Formulate State Equations

Arrange these first-order differential equations into the standard matrix form: $$\dot{x}=Ax(t)+Bu(t)$$ Where:

  • \(\dot{x}\) is the vector of the time derivatives of the state variables.
  • \(x(t)\) is the state vector.
  • \(u(t)\) is the input vector.
  • A is the system matrix, derived from the coefficients of the state variables in the state equations.
  • B is the input matrix, derived from the coefficients of the input in the state equations.

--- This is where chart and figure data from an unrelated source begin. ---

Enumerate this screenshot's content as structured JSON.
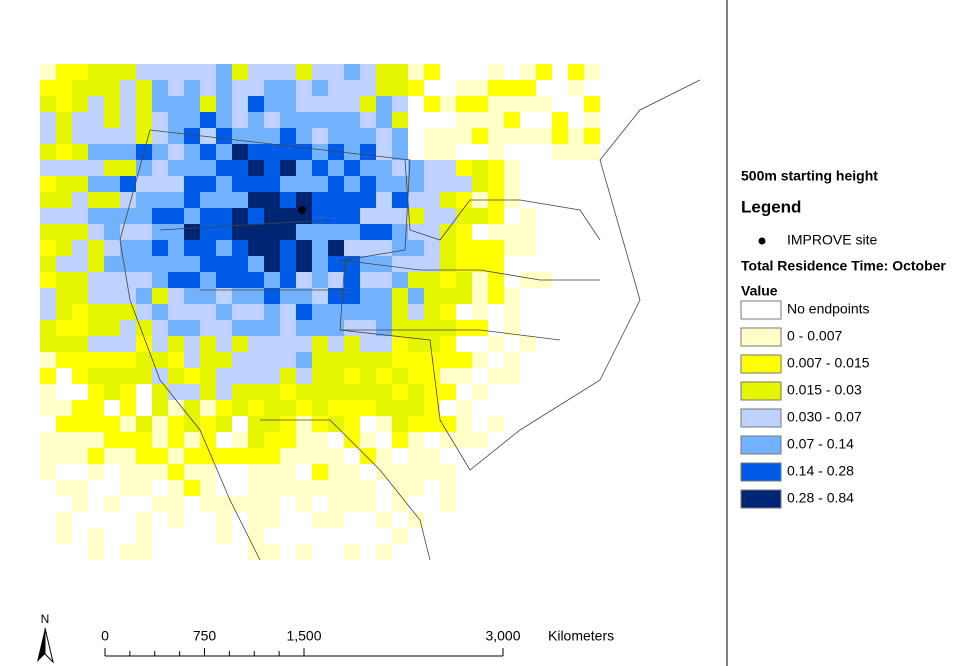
{
  "legend": {
    "subtitle": "500m starting height",
    "title": "Legend",
    "site": "IMPROVE site",
    "layer": "Total Residence Time: October",
    "field": "Value",
    "classes": [
      {
        "label": "No endpoints",
        "color": "#ffffff"
      },
      {
        "label": "0 - 0.007",
        "color": "#ffffc8"
      },
      {
        "label": "0.007 - 0.015",
        "color": "#ffff00"
      },
      {
        "label": "0.015 - 0.03",
        "color": "#e6f500"
      },
      {
        "label": "0.030 - 0.07",
        "color": "#bed2ff"
      },
      {
        "label": "0.07 - 0.14",
        "color": "#73b2ff"
      },
      {
        "label": "0.14 - 0.28",
        "color": "#005ce6"
      },
      {
        "label": "0.28 - 0.84",
        "color": "#002673"
      }
    ]
  },
  "scale": {
    "ticks": [
      {
        "value": 0,
        "label": "0"
      },
      {
        "value": 750,
        "label": "750"
      },
      {
        "value": 1500,
        "label": "1,500"
      },
      {
        "value": 3000,
        "label": "3,000"
      }
    ],
    "unit": "Kilometers"
  },
  "north": "N"
}
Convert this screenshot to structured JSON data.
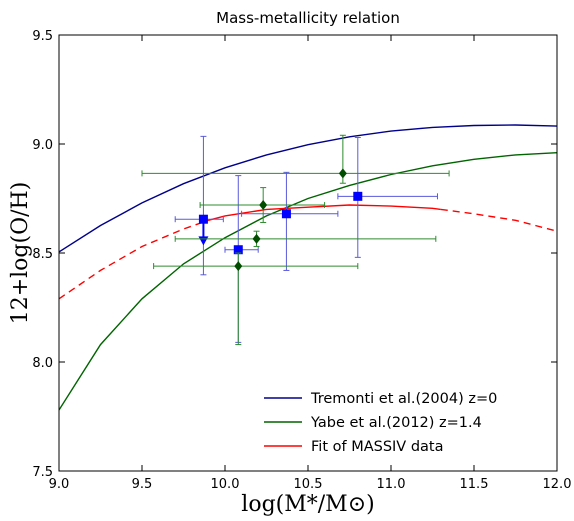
{
  "chart_data": {
    "type": "scatter",
    "title": "Mass-metallicity relation",
    "xlabel": "log(M*/M⊙)",
    "ylabel": "12+log(O/H)",
    "xlim": [
      9.0,
      12.0
    ],
    "ylim": [
      7.5,
      9.5
    ],
    "xticks": [
      "9.0",
      "9.5",
      "10.0",
      "10.5",
      "11.0",
      "11.5",
      "12.0"
    ],
    "yticks": [
      "7.5",
      "8.0",
      "8.5",
      "9.0",
      "9.5"
    ],
    "grid": false,
    "legend_position": "lower-right",
    "series": [
      {
        "name": "Tremonti et al.(2004) z=0",
        "kind": "line",
        "color": "#00008b",
        "x": [
          9.0,
          9.25,
          9.5,
          9.75,
          10.0,
          10.25,
          10.5,
          10.75,
          11.0,
          11.25,
          11.5,
          11.75,
          12.0
        ],
        "y": [
          8.505,
          8.626,
          8.73,
          8.818,
          8.891,
          8.95,
          8.997,
          9.033,
          9.059,
          9.076,
          9.085,
          9.087,
          9.082
        ]
      },
      {
        "name": "Yabe et al.(2012) z=1.4",
        "kind": "line",
        "color": "#006400",
        "x": [
          9.0,
          9.25,
          9.5,
          9.75,
          10.0,
          10.25,
          10.5,
          10.75,
          11.0,
          11.25,
          11.5,
          11.75,
          12.0
        ],
        "y": [
          7.78,
          8.08,
          8.29,
          8.45,
          8.57,
          8.67,
          8.75,
          8.81,
          8.86,
          8.9,
          8.93,
          8.95,
          8.96
        ]
      },
      {
        "name": "Fit of MASSIV data",
        "kind": "line",
        "color": "#ff0000",
        "solid_range": [
          9.9,
          11.3
        ],
        "x": [
          9.0,
          9.25,
          9.5,
          9.75,
          9.9,
          10.0,
          10.25,
          10.5,
          10.75,
          11.0,
          11.25,
          11.3,
          11.5,
          11.75,
          12.0
        ],
        "y": [
          8.29,
          8.42,
          8.53,
          8.61,
          8.65,
          8.67,
          8.7,
          8.71,
          8.72,
          8.715,
          8.705,
          8.7,
          8.68,
          8.65,
          8.6
        ]
      },
      {
        "name": "",
        "kind": "points",
        "marker": "square",
        "color": "#0000ff",
        "errcolor": "#5a5adc",
        "points": [
          {
            "x": 9.87,
            "y": 8.655,
            "xerr": [
              9.7,
              9.99
            ],
            "yerr": [
              8.4,
              9.035
            ],
            "upper_limit": true
          },
          {
            "x": 10.08,
            "y": 8.515,
            "xerr": [
              10.0,
              10.2
            ],
            "yerr": [
              8.09,
              8.855
            ]
          },
          {
            "x": 10.37,
            "y": 8.68,
            "xerr": [
              10.1,
              10.68
            ],
            "yerr": [
              8.42,
              8.87
            ]
          },
          {
            "x": 10.8,
            "y": 8.76,
            "xerr": [
              10.68,
              11.28
            ],
            "yerr": [
              8.48,
              9.03
            ]
          }
        ]
      },
      {
        "name": "",
        "kind": "points",
        "marker": "diamond",
        "color": "#004d00",
        "errcolor": "#2e8b2e",
        "points": [
          {
            "x": 10.08,
            "y": 8.44,
            "xerr": [
              9.57,
              10.8
            ],
            "yerr": [
              8.08,
              8.5
            ]
          },
          {
            "x": 10.19,
            "y": 8.565,
            "xerr": [
              9.7,
              11.27
            ],
            "yerr": [
              8.53,
              8.6
            ]
          },
          {
            "x": 10.23,
            "y": 8.72,
            "xerr": [
              9.85,
              10.6
            ],
            "yerr": [
              8.64,
              8.8
            ]
          },
          {
            "x": 10.71,
            "y": 8.865,
            "xerr": [
              9.5,
              11.35
            ],
            "yerr": [
              8.82,
              9.04
            ]
          }
        ]
      }
    ]
  }
}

Formulate the Output Equation:

Define the system's outputs (y(t)) as a linear combination of the state variables and inputs.

$$y(t) = Cx(t) + Du(t)$$

Where:

  • C is the output matrix, derived from the relationships between the state variables and the output.
  • D is the feed-forward matrix, representing the direct influence of the input on the output.

Controllability

A system is completely controllable if the initial state of the system is transferred to any particular state, in a finite time duration, when a controlled input is provided to it.

Kalmans test

Create the composite matrix Mc as shown below :

$$M_c=[B\hspace{0.2in}AB\hspace{0.2in}A^2B\hspace{0.2in}\dots{}\hspace{0.2in}A^{n-1}B]$$

Find the determinant of composite matrix Mc and if it is not equal to zero, then the control system is controllable.

Necessary and sufficient condition to check controllability

$$\text{rank}\,M_c=\text{rank}\,[B\hspace{0.2in}AB\hspace{0.2in}A^2B\hspace{0.2in}\dots{}\hspace{0.2in}A^{n-1}B]=n$$

Observability

Observability of a control system is the ability of the system to determine the internal states of the system by observing the output in a finite time interval when input is provided to the system. It is another crucial property of the control system as it shows the behavioural approach of the control system.

Kalmans test

Write the matrix \(M_o\) in following form :

$$M_o=[C^T\hspace{0.2in}A^TC^T\hspace{0.2in}(A^T)^2C^T\hspace{0.2in}\dots{}\hspace{0.2in}(A^T)^{n-1}C^T]$$

If the determinant of the matrix Mo is not zero, then the control system is observable.